To hear Oxholm and others tell it, it all sounds wonderful. But starting a new law school is a big job. And quite a few obstacles still remain. Formal approval for the law school must first be granted by the Pennsylvania Department of Education, which is anticipated by the end of this month. The school must hire an excellent faculty, and then enroll students who are able to go to many law schools, but are willing to come to Drexel even though it will not be accredited. The ABA’s accreditation process cannot begin until the school has completed its first academic year. This means that Drexel’s first three classes of students will be agreeing to attend an unaccredited law school. Drexel is targeting August 2008 for ABA accreditation, with Drexel’s first law school class graduating in May 2009, and Oxholm is confident this is achievable. “If Appalachian School of Law can be accredited, and it is, there is no possible way Drexel won’t meet the tests.”

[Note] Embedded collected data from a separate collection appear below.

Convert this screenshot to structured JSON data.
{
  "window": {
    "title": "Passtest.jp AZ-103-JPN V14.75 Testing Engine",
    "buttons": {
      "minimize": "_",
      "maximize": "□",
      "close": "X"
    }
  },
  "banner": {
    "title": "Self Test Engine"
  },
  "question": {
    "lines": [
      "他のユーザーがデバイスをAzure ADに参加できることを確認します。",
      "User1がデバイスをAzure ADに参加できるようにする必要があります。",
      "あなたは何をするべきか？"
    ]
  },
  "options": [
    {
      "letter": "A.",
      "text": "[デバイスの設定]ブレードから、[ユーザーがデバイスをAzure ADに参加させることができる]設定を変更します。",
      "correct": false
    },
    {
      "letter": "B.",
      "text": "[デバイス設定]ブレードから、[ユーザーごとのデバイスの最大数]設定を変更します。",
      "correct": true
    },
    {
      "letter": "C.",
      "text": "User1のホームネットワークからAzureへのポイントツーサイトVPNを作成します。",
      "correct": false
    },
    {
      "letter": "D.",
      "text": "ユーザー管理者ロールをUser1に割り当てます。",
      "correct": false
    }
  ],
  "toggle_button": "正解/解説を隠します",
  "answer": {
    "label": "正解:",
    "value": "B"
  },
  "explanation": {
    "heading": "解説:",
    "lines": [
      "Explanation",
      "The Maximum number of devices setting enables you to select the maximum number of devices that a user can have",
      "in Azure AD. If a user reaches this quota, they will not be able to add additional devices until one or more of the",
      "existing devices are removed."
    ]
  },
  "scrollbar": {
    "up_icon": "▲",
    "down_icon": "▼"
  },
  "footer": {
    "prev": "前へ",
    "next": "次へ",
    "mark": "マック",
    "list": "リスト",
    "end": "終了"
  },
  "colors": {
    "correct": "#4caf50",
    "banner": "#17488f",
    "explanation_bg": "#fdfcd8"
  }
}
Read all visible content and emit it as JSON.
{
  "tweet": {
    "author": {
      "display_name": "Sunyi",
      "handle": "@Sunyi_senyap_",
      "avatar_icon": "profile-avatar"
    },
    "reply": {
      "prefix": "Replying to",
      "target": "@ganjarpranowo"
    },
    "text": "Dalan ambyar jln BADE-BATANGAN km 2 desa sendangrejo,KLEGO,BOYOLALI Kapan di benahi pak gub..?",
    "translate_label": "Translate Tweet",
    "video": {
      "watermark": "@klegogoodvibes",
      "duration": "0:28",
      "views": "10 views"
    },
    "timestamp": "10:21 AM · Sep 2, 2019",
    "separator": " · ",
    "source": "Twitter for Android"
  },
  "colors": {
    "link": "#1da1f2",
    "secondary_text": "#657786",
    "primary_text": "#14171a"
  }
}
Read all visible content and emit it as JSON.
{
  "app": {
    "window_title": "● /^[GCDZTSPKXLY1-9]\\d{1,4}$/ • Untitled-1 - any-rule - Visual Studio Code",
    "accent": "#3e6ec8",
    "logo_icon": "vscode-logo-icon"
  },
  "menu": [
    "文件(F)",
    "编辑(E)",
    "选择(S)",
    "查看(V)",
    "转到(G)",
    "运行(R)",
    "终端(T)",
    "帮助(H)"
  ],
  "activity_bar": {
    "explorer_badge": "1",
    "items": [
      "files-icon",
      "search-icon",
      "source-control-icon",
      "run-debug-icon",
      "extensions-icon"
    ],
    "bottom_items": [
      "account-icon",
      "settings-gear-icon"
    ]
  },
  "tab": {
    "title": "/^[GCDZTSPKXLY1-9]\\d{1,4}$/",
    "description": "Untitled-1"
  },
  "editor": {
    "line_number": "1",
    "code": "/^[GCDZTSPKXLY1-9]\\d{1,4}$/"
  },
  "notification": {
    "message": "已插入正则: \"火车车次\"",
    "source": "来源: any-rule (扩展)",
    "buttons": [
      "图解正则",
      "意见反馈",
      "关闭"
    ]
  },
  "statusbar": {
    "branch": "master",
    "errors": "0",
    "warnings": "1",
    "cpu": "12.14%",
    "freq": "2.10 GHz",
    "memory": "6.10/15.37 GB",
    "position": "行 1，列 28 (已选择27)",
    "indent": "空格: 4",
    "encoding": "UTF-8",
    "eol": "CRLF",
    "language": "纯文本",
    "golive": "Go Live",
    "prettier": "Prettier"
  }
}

What will make good students go to Drexel Law? Oxholm says they will get discounts so that their tuition will be on par with state schools such as Temple and Rutgers. Classes will be small, with the largest classes topping off at about sixty students, and the student-faculty ratio will be close to ten to one, promising an almost unique learning environment. When they graduate, all students will have at least one real-life experience in the law and one meaningful reference.

Plus, pro bono service will be mandatory for all students. The school plans to require that all J.D. students perform at least fifty hours of public service as a condition of graduating. The school’s motto—Scientia, Ars, Officium (Knowledge, Skill, Duty)—expresses what its Web site confirms: “We will do our best to introduce you to the lawyer’s professional obligation to help the poor and acquaint you with Philadelphia’s public interest and pro bono legal community. We want to make sure you have the experience of helping someone who could not otherwise afford to retain a lawyer.”

While Oxholm admits Drexel “has laid out an ambitious agenda and we’ve got a lot of work ahead of us,” he said he’s been energized by the response the university has received from the legal community, the nonprofit and business community and others. And he adds that other area law schools have been “welcoming, helpful and cooperative.”

“I think people recognize that we want to expand the pie, not fight over what’s already here,” he explained. “There are many ways to approach the law. It is at its core a disciplined, focused way of approaching issues that will help people in all careers become successful. The law itself is very important today, and a legal education opens a great many doors of opportunity. We’re out to help open some more of those doors for future generations.”